Organic solar cell requirements
Scientists at the University of Warwick found that creating organic solar cells could be easier than previously thought. Organic solar cells consist of a thin layer of organic semiconductors between two electrodes which extract charges generated in the semiconductor layer.

To maximize efficiency, it’s been assumed that 100% of the surface area of each electrode should be conductive. But the team found that isn’t the case: only about 1% of the surface area needs to be conductive, meaning a range of different composite materials could be used at the interface between the electrodes and semiconducting layer to reduce cost an improve performance.

“It’s widely assumed that if you want to optimize the performance of organic solar cells you need to maximize the area of the interface between the electrodes and the organic semiconductors,” said Ross Hatton of Warwick’s Department of Chemistry. “We asked whether that was really true.”

The researchers developed a model electrode that they could systematically change the surface area of, and found that when as much as 99% of its surface was electrically insulating the electrode still performs as well as if 100% of the surface was conducting, provided the conducting regions aren’t too far apart.

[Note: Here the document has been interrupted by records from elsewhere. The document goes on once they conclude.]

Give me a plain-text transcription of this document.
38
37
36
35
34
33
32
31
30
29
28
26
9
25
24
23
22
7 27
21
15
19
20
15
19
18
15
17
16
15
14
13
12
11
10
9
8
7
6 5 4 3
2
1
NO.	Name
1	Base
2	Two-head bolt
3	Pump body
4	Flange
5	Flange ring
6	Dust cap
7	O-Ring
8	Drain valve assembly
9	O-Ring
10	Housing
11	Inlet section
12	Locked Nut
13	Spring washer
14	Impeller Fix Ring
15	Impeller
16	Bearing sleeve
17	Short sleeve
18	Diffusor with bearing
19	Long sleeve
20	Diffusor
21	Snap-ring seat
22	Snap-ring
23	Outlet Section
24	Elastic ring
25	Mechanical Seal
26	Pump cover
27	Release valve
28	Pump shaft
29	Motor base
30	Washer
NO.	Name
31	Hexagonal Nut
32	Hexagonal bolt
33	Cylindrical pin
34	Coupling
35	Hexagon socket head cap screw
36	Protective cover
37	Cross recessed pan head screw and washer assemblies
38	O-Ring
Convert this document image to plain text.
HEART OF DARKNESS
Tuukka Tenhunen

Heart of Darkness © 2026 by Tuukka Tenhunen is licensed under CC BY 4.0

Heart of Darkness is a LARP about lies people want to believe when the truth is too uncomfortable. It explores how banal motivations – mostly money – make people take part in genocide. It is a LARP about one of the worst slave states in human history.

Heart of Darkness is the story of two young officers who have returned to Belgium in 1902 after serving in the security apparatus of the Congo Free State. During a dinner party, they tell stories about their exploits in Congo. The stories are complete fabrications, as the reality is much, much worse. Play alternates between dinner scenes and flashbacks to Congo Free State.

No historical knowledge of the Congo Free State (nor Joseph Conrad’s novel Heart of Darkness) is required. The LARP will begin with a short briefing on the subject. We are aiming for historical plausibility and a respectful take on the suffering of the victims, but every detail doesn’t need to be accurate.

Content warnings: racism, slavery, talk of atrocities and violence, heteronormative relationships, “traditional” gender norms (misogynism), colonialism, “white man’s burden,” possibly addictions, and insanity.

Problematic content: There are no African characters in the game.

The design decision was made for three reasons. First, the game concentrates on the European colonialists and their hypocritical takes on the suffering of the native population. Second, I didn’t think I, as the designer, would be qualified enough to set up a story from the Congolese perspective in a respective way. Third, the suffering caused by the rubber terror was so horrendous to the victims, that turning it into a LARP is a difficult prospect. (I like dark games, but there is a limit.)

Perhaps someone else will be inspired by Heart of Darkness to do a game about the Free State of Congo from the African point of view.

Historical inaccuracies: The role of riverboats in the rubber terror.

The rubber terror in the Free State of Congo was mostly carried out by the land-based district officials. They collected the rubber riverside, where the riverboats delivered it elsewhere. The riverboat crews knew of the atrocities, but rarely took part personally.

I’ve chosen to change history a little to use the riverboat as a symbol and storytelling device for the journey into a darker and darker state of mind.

“This new finding means composites of insulators and conducting nano-particles such as carbon nanotubes, graphene fragments or metal nanoparticles, could have great potential for this purpose, offering enhanced device performance or lower cost,” said Dinesha Dabera, a post-doctoral researcher at Warwick. “Organic solar cells are very close to being commercialized but they’re not quite there yet, so anything that allows you to further reduce cost whilst also improving performance is going to help enable that.”

Organic solar cells don’t contain toxic elements and can be processed at low temperatures using roll-to-roll deposition, lowering the amount of energy required to fabricate them.

“There is a fast growing need for solar cells that can be supported on flexible substrates that are lightweight and colour-tuneable,” added Hatton. “Conventional silicon solar cells are fantastic for large scale electricity generation in solar farms and on the roofs of buildings, but they are poorly matched to the needs of electric vehicles and for integration into windows on buildings, which are no longer niche applications. Organic solar cells can sit on curved surfaces, and are very lightweight and low profile.

“This discovery may help enable these new types of flexible solar cells to become a commercial reality sooner because it will give the designers of this class of solar cells more choice in the materials they can use.”